Les changements projetés engendrent des problèmes de délimitation et des distorsions de la concurrence
Le projet de modification contient trois critères cumulatifs pour le travail dominical dans les centres commerciaux. D’une part, le centre commercial doit cibler le tourisme d’achat. Cela suppose que l’offre de produits comprenne surtout des produits de luxe et que le chiffre d’affaires provienne principalement de la clientèle internationale. D’autre part, le centre commercial doit être situé dans une région touristique ou à une distance de 10 kilomètres au maximum de la frontière suisse. Cela saute aux yeux: cette proposition de modification n’est autre qu’un projet d’ordonnance sur mesure pour le centre commercial « FoxTown » à Mendrisio. Il s’agit donc ici d’introduire une solution à l’échelle suisse pour satisfaire un cas isolé. Cela conduit manifestement à des problèmes de délimitation et à des distorsions de la concurrence. Comment justifier le traitement inégalitaire d’un centre commercial et d’une rue commerçante avoisinante qui possède des magasins similaires et une offre de produits comparable? Et comment apporter la preuve d’une clientèle « principalement internationale »? Faut-il introduire dans le même temps une obligation d’identification de la clientèle?
Même la possibilité d’exceptions en dehors de la région touristique dans une bande de 10 kilomètres le long de la frontière semble totalement arbitraire.
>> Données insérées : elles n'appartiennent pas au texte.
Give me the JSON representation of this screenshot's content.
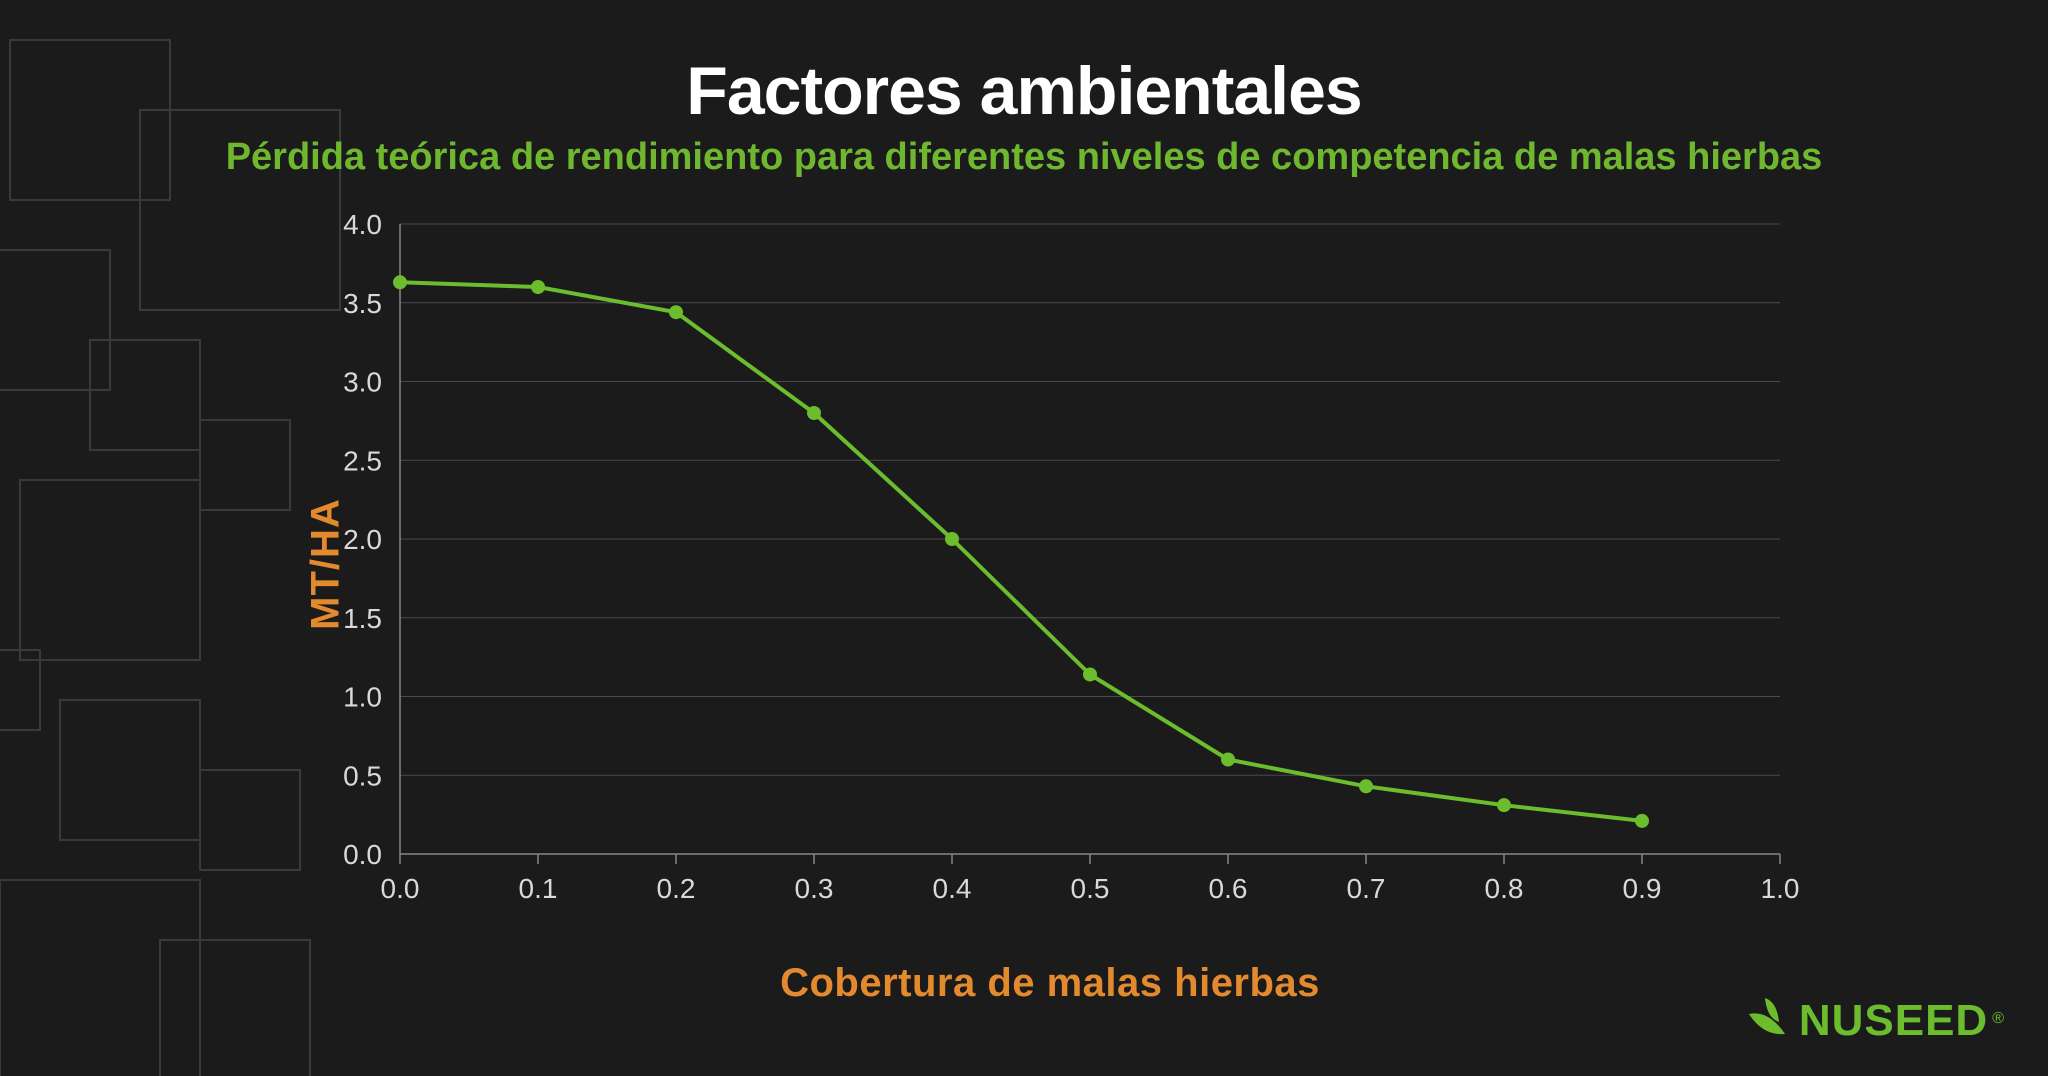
{
  "title": "Factores ambientales",
  "subtitle": "Pérdida teórica de rendimiento para diferentes niveles de competencia de malas hierbas",
  "ylabel": "MT/HA",
  "xlabel": "Cobertura de malas hierbas",
  "colors": {
    "background": "#1b1b1b",
    "title": "#ffffff",
    "subtitle": "#6fb72f",
    "axis_label": "#e38a2f",
    "tick_label": "#d9d9d9",
    "gridline": "#4a4a4a",
    "axis_line": "#888888",
    "line": "#6bbd2e",
    "marker": "#6bbd2e",
    "bg_square_stroke": "#3a3a3a",
    "logo": "#6bbd2e"
  },
  "chart": {
    "type": "line",
    "xlim": [
      0.0,
      1.0
    ],
    "ylim": [
      0.0,
      4.0
    ],
    "xtick_step": 0.1,
    "ytick_step": 0.5,
    "x_ticks": [
      "0.0",
      "0.1",
      "0.2",
      "0.3",
      "0.4",
      "0.5",
      "0.6",
      "0.7",
      "0.8",
      "0.9",
      "1.0"
    ],
    "y_ticks": [
      "0.0",
      "0.5",
      "1.0",
      "1.5",
      "2.0",
      "2.5",
      "3.0",
      "3.5",
      "4.0"
    ],
    "grid_horizontal": true,
    "grid_vertical": false,
    "line_width": 4,
    "marker_radius": 7,
    "tick_fontsize": 28,
    "label_fontsize": 40,
    "title_fontsize": 68,
    "subtitle_fontsize": 38,
    "series": [
      {
        "name": "yield",
        "x": [
          0.0,
          0.1,
          0.2,
          0.3,
          0.4,
          0.5,
          0.6,
          0.7,
          0.8,
          0.9
        ],
        "y": [
          3.63,
          3.6,
          3.44,
          2.8,
          2.0,
          1.14,
          0.6,
          0.43,
          0.31,
          0.21
        ]
      }
    ]
  },
  "logo_text": "NUSEED",
  "logo_reg": "®"
}
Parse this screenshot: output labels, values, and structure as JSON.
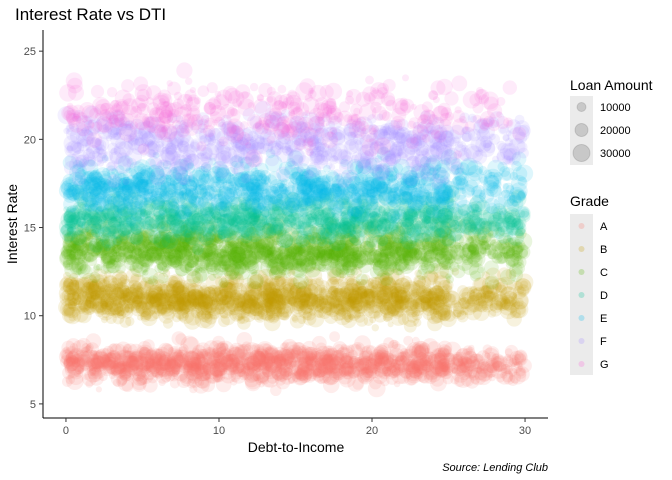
{
  "chart_data": {
    "type": "scatter",
    "title": "Interest Rate vs DTI",
    "xlabel": "Debt-to-Income",
    "ylabel": "Interest Rate",
    "xlim": [
      -1.5,
      31.5
    ],
    "ylim": [
      4.2,
      26.2
    ],
    "xticks": [
      0,
      10,
      20,
      30
    ],
    "yticks": [
      5,
      10,
      15,
      20,
      25
    ],
    "grid": false,
    "caption": "Source: Lending Club",
    "size_legend": {
      "title": "Loan Amount",
      "entries": [
        {
          "label": "10000",
          "value": 10000
        },
        {
          "label": "20000",
          "value": 20000
        },
        {
          "label": "30000",
          "value": 30000
        }
      ]
    },
    "color_legend": {
      "title": "Grade",
      "entries": [
        {
          "label": "A",
          "color": "#F8766D"
        },
        {
          "label": "B",
          "color": "#C49A00"
        },
        {
          "label": "C",
          "color": "#53B400"
        },
        {
          "label": "D",
          "color": "#00C094"
        },
        {
          "label": "E",
          "color": "#00B6EB"
        },
        {
          "label": "F",
          "color": "#A58AFF"
        },
        {
          "label": "G",
          "color": "#FB61D7"
        }
      ]
    },
    "series": [
      {
        "name": "A",
        "color": "#F8766D",
        "y_range": [
          5.5,
          9.0
        ],
        "x_range": [
          0,
          30
        ],
        "density": "very high"
      },
      {
        "name": "B",
        "color": "#C49A00",
        "y_range": [
          9.0,
          13.0
        ],
        "x_range": [
          0,
          30
        ],
        "density": "very high"
      },
      {
        "name": "C",
        "color": "#53B400",
        "y_range": [
          11.5,
          16.0
        ],
        "x_range": [
          0,
          30
        ],
        "density": "very high"
      },
      {
        "name": "D",
        "color": "#00C094",
        "y_range": [
          13.5,
          17.5
        ],
        "x_range": [
          0,
          30
        ],
        "density": "high"
      },
      {
        "name": "E",
        "color": "#00B6EB",
        "y_range": [
          15.0,
          19.5
        ],
        "x_range": [
          0,
          30
        ],
        "density": "high"
      },
      {
        "name": "F",
        "color": "#A58AFF",
        "y_range": [
          17.0,
          22.5
        ],
        "x_range": [
          0,
          30
        ],
        "density": "medium"
      },
      {
        "name": "G",
        "color": "#FB61D7",
        "y_range": [
          18.5,
          24.5
        ],
        "x_range": [
          0,
          30
        ],
        "density": "low"
      }
    ]
  }
}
Il faut s’attendre à des difficultés majeures et à des obstacles bureaucratiques au niveau de la mise en œuvre, et les boutiques ne tarderont pas à réclamer le même régime que celui des centres commerciaux.
La protection des travailleurs est laissée pour compte
Il ressort d’une expertise de l’Université de Saint-Gall 2 que « Afin de ne pas vider de son sens la disposition dérogatoire, celle-ci devrait être délimitée très étroitement par des critères tangibles et objectifs et sauvegarder la protection des travailleurs ». Ceci se traduit par la revendication suivante: « L’obligation de conclure une convention collective de travail (CCT) doit contribuer à garantir la protection des travailleurs, tout en dépassant la simple exigence d’acceptation par les représentants des travailleurs ». Il est, par conséquent, incompréhensible que le projet de modification du SECO ne contienne aucune disposition relative à la protection des travailleurs.
Pour Travail.Suisse, il est clair que les dérogations à l’interdiction de travailler le dimanche doivent être prises avec la plus grande réserve et ne sauraient être envisageables qu’associées à une obligation d’entente entre partenaires sociaux sur une convention collective de travail. C’est là le seul moyen de préserver les intérêts et la protection des travailleurs.